I try to laugh but I can’t and, seeing the look on my face, Drew does the clichéd thing and takes me in his arms.
Gwen
Spinsterhood
To persist through all wrong turnings, dead ends, false starts, set backs. TO PERSIST IS EVERYTHING.
I’m so fucking lonely. I WAIT AND WAIT FOR GOD’S GRACE AND HE DOESN’T SHOW UP. HE DOESN’T COME. HE DOESN’T WRITE ANYMORE. HE IS TOO OLD AND DECREPIT TO GET IT UP.
I’m a middle-aged spinster. Uptight. Loose down there. Very loose. Oh God, give me some moral fibre.
Moth
First Day
Gruffalo rucksack. Plaits. Slightly too large uniform. New shoes. I flick an imaginary speck from her red cardigan.

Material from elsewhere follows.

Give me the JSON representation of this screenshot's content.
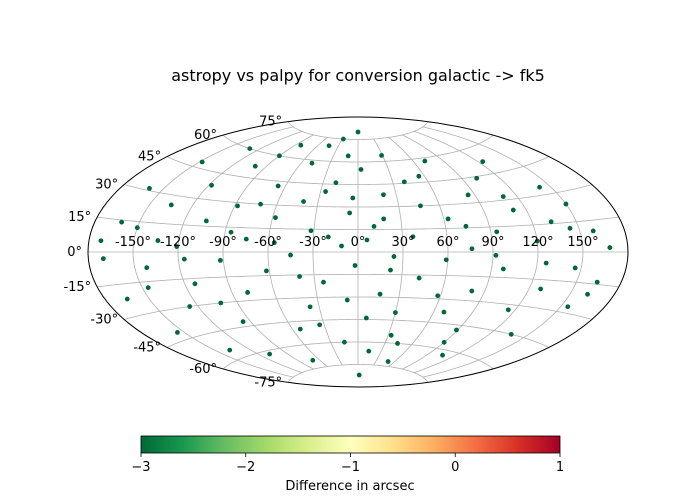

“I wish I was coming with you.”
“You can’t. You’re an adult. You’re not allowed.”
“I know.”
“You will be a little bit bored. You will walk Freckles,” (we settled on Freckles), “probably have a cheese sandwich for lunch. I will have fish fingers and green custard.”
“Probably.”
We stand aloof amidst a maelstrom of mothers shouting, weeping, wailing, snotting – not to mention the children. When it’s time to go, Dove allows me to pat her on the head then walks quickly to the open door. I raise my hand to wave, but she doesn’t look back. I strain to see beyond the door. I think that’s her hanging her coat and bag on the peg. Her small shape moving away down the long dark corridor. To a new world. As if all her life’s been leading to this point. This new world. This death.
Turning to go, I remember how she kicked like fuck in the stomach. Testing her boundaries, her parameters. Wanting to get out even then.
Elizabeth
Meds
The urge I got every spring to go mushroom hunting. You may not have them over there, but in warm wet weather it makes the mushrooms explode out the ground, and for a few weeks every spring there’s a mad rush in Missouri to go and pick mushrooms. They’re the best eating thing on the planet. At least a lot of Midwest USA people think so. I used to turkey hunt every spring and fall as well, and fish some in the summer. I was active once a year round fourth of July in our annual illegal hand fishing get together. Like I say, changing seasons I’m reminded of my past life.